4. user_codeをAuthサーバへ
未ログインであればログインを促します。
5. user_code検証
存在するuser_codeか、またexpires_inの期限内かをチェックします。
問題なければログインユーザと紐付けます。
6. ポーリングの完了
5.のチェックが通ればポーリングしていたリクエストのレスポンスとして、ブラウザでログインしていたユーザのアクセストークンが返ります。
7. リソースAPIの利用
アクセストークンを用いて各リソースのAPIを叩くことができます。
セキュリティ対策
この方法の懸念点として、Remote Phishing (Cross-Device Consent Phishing)があります。
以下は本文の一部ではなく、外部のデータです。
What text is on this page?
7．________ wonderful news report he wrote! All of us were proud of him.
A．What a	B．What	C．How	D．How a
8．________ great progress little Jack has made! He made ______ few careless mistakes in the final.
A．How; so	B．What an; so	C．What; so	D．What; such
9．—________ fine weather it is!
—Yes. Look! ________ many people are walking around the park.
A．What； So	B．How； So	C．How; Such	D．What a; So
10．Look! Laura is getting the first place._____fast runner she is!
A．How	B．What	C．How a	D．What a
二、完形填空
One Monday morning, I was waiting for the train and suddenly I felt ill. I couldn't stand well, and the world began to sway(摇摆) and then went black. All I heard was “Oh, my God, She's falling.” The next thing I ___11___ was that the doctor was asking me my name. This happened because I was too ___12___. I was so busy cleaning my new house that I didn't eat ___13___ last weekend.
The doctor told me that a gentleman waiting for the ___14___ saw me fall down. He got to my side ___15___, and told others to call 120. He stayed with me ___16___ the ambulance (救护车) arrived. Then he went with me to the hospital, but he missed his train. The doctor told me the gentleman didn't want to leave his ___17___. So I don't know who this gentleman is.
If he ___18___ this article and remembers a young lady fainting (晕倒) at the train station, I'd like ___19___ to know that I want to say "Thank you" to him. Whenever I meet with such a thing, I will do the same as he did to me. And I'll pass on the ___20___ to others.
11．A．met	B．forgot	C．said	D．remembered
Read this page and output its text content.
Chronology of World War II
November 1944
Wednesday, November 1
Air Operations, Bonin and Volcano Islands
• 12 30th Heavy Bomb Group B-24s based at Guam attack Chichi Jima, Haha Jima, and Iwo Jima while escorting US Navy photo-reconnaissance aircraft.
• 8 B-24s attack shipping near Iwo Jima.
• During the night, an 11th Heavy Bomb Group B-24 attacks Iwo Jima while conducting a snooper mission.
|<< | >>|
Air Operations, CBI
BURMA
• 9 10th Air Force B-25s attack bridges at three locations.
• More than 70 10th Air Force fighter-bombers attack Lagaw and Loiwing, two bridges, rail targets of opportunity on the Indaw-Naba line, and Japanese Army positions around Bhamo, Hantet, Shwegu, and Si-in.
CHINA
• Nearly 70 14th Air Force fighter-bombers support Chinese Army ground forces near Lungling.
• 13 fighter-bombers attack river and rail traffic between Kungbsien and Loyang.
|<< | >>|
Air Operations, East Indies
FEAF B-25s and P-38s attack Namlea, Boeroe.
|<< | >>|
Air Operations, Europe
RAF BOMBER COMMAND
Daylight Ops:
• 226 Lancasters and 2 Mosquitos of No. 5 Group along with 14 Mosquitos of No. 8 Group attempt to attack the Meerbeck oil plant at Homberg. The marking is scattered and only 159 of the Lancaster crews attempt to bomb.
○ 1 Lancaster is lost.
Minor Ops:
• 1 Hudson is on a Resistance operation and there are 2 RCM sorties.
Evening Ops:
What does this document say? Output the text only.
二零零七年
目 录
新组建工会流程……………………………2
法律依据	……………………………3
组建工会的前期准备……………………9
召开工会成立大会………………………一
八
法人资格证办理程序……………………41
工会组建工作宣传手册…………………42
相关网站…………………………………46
発行したQRコードをばらまいて、誰かがちゃんと見ずに承認してくれるのを待ってその人のアカウントにログインしてもらうやり口です。
これの対策としては以下があります。
ユーザ体験での対応
- その QR/コードが “自分のデバイス” で発行されたと気付かせる
- デバイス側に表示されている ユーザコード(6〜8 桁) を、認可ページでも必ず再表示し「一致しているか確認してください」と質問する
- デバイスの正体を示す
- 認可画面に クライアント名・アイコン・デバイス種別・モデル名など を表示し、ユーザが違和感を検知できるようにする
IdP 側のポリシー
- 発行頻度を抑える
- クライアント/IP ごとにユーザコード発行をレートリミット
- トークン自体を持ち出せなくする
- Sender-constrained tokens(DPoP, mTLS, ハードウェア鍵など)で発行し、トークンを“該当デバイスの秘密鍵”とセットでしか使えないようにする
まとめ
マルチデバイス対応した際にユーザがスムーズに各デバイスにログインできる方法としてDevice Authorization Grantを紹介しました。